The attack consists of:

1. Obtain the server's public key
   1. Standard endpoint: `/jwks.json` or `/.well-known/jwks.json`&#x20;
   2. Extract it from a pair of existing JWTs ([jwt\_forgery.py](https://github.com/silentsignal/rsa_sign2n/blob/release/standalone/jwt_forgery.py))\
      &#x20; `docker run --rm -it portswigger/sig2n <token1> <token2>`
2. Convert the public key to a suitable format
   1. With the extension loaded, in Burp's main tab bar, go to the **JWT Editor Keys** tab.
   2. Click **New RSA** Key. In the dialog, paste the JWK that you obtained earlier.
   3. Select the **PEM** radio button and copy the resulting PEM key.

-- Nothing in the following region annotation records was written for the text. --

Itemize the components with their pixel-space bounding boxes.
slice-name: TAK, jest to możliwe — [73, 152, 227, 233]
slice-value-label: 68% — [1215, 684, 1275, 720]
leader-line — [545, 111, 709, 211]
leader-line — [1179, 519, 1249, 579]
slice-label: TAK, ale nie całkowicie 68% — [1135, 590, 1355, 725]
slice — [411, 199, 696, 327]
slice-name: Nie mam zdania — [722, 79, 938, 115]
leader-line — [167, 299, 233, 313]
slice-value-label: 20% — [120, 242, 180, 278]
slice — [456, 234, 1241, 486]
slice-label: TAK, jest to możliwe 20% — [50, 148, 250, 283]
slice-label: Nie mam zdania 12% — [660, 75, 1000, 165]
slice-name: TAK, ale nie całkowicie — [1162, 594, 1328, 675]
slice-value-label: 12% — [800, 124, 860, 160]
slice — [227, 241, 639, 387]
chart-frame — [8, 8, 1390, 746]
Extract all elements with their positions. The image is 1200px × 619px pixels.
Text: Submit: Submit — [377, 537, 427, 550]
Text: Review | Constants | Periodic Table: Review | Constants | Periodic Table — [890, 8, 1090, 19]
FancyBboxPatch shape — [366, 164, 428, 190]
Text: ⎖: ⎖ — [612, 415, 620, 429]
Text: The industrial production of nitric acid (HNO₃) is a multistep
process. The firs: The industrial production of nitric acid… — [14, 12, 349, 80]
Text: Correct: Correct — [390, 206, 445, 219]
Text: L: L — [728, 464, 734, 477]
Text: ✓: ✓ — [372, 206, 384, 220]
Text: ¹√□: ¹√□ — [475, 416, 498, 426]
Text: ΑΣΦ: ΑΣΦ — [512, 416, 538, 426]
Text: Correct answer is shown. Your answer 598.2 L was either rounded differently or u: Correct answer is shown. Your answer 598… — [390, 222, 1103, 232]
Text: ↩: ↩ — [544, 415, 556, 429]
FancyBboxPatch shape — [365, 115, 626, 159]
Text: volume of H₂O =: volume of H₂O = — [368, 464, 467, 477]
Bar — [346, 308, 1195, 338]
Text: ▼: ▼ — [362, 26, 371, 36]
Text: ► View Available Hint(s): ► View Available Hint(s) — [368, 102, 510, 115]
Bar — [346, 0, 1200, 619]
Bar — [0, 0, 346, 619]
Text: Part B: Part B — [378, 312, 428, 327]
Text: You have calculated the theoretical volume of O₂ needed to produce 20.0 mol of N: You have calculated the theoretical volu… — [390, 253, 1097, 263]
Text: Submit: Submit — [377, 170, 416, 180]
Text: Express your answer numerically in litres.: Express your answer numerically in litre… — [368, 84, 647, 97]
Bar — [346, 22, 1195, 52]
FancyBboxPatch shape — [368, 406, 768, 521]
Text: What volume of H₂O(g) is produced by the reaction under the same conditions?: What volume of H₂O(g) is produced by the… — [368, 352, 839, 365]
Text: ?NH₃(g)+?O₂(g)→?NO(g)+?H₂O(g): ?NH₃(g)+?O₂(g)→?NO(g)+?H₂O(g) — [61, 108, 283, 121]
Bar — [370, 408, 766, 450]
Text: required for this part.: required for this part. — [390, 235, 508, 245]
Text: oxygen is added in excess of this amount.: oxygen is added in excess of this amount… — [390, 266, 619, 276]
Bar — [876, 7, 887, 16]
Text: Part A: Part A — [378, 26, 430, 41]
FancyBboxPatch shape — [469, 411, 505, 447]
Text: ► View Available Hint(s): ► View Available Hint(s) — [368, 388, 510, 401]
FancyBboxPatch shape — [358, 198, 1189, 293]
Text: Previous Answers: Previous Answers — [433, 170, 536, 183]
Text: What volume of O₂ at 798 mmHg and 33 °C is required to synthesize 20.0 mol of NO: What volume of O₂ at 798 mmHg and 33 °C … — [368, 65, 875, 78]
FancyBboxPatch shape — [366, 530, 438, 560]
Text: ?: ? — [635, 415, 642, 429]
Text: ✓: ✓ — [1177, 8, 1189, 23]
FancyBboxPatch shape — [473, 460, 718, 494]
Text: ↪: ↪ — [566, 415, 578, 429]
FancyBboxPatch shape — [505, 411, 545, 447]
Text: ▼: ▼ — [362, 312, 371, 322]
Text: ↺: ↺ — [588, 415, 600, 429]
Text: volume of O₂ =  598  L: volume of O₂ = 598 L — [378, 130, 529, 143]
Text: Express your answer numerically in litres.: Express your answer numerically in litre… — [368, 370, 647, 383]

   4. Go to the **Decoder** tab and Base64-encode the PEM.
   5. Go back to the **JWT Editor Keys** tab and click **New Symmetric Key**.
   6. In the dialog, click **Generate** to generate a new key in JWK format.
   7. Replace the generated value for the `k` parameter with a Base64-encoded PEM key that you just copied.
   8. Save the key.
3. Create a malicious JWT with a modified payload and the `alg` header set to `HS256` (symmetric encryption).
4. Sign the token with HS256, using the public key as the secret.

In this way the verification method will be invoked with the token e the public key which however will be considered as secret, this is because the method defined in the header is a symmetric encryption.\
In other words it checks that the jwt token has been signed with the public key.